由归纳法，假设 $f^{(k)}(0)=0$ 对于 $k<m$ 成立。那么

$f^{(m)}(0)={\lim }_{h\to 0}\frac{f^{(m-1)}(h)}{h}$，因为 $f^{(m-1)}(0)=0$。

现在，$f^{(m-1)}(h)$ 对于 $h\ne 0$ 是 $p_{m-1}(1/h)e^{-1/h^2}$，其中 $p_{m-1}$ 是多项式。设 $p_{m-1}(t)=a_k{t}^k+\cdots$，其中 $k$ 是某个度数。

实际上，从之前的计算中，对于每个导数，多项式次数增加。例如，$f^{(m)}(x)$ 包含 $x$ 的负幂次，因此当用 $t=1/x$ 表示时，它是 $t$ 的正幂次。

具体来说，$f^{(m)}(x)=q_m(1/x)e^{-1/x^2}$，其中 $q_m$ 是多项式，且当 $t\to \infty$ 时，$q_m(t)e^{-t^2}\to 0$。

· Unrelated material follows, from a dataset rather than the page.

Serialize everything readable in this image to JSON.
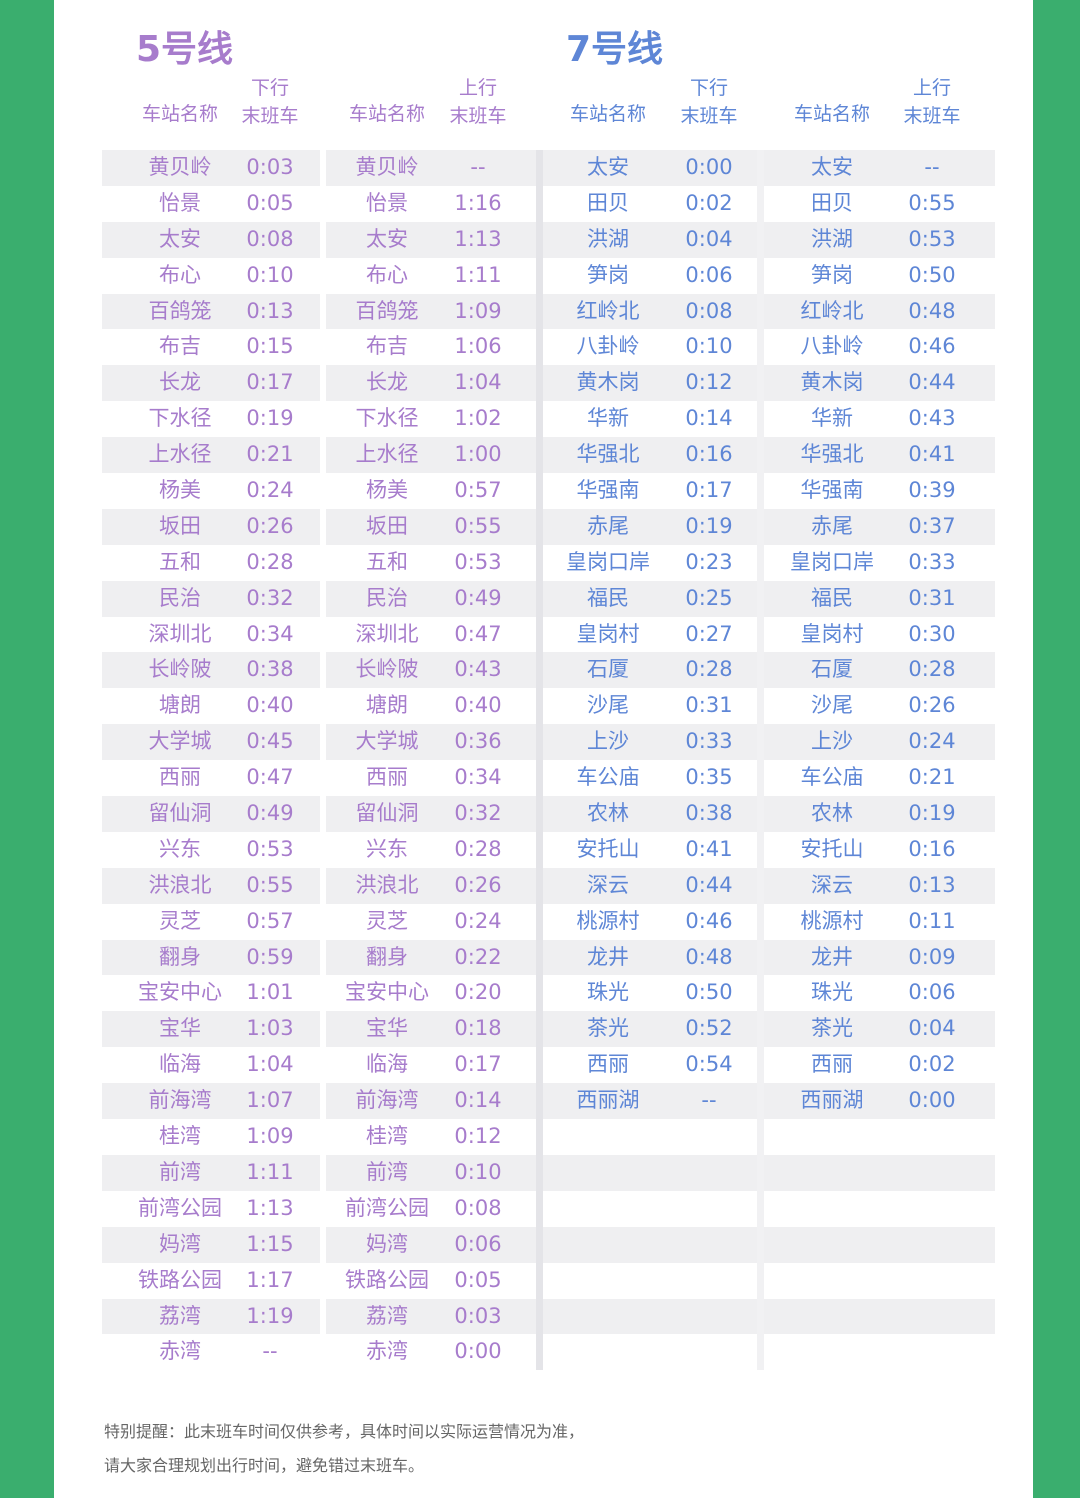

现在，$f^{(m)}(0)={\lim }_{h\to 0}\frac{f^{(m-1)}(h)}{h}={\lim }_{h\to 0}\frac{q_{m-1}(1/h)e^{-1/h^2}}{h}={\lim }_{t\to \infty }t\cdot q_{m-1}(t)e^{-t^2}$。

因为 $h=1/t$，所以 $1/h=t$，因此 $\frac{f^{(m-1)}(h)}{h}=t\cdot q_{m-1}(t)e^{-t^2}$。

而 $q_{m-1}(t)$ 是多项式，所以 $t{q}_{m-1}(t)$ 也是多项式，设为 $r_m(t)$，那么 $r_m(t)e^{-t^2}\to 0$ 当 $t\to \infty$。

因此，对于所有 $m$，极限是 0，所以 $f^{(m)}(0)=0$。

此外，由于对于 $x\ne 0$，导数存在且连续，并且当 $x\to 0$ 时，$f^{(m)}(x)\to 0=f^{(m)}(0)$，所以导数在 0 处连续。

因此，所有阶导数都存在且连续，所以函数是无穷次可微的，即光滑的。

在上下文中，这个函数被用作在 $x=0$ 处为平顺的但在更高导数中“消失”的函数示例，正如在素理想问题中所示。

所以，总结：$f(x)=\{\begin{array}{ll}{e}^{-1/x^2}& x\ne 0\\ 0& x=0\end{array}$ 是光滑的，因为所有在 0 处的导数都存在且等于 0，并且与邻域内的导数相匹配。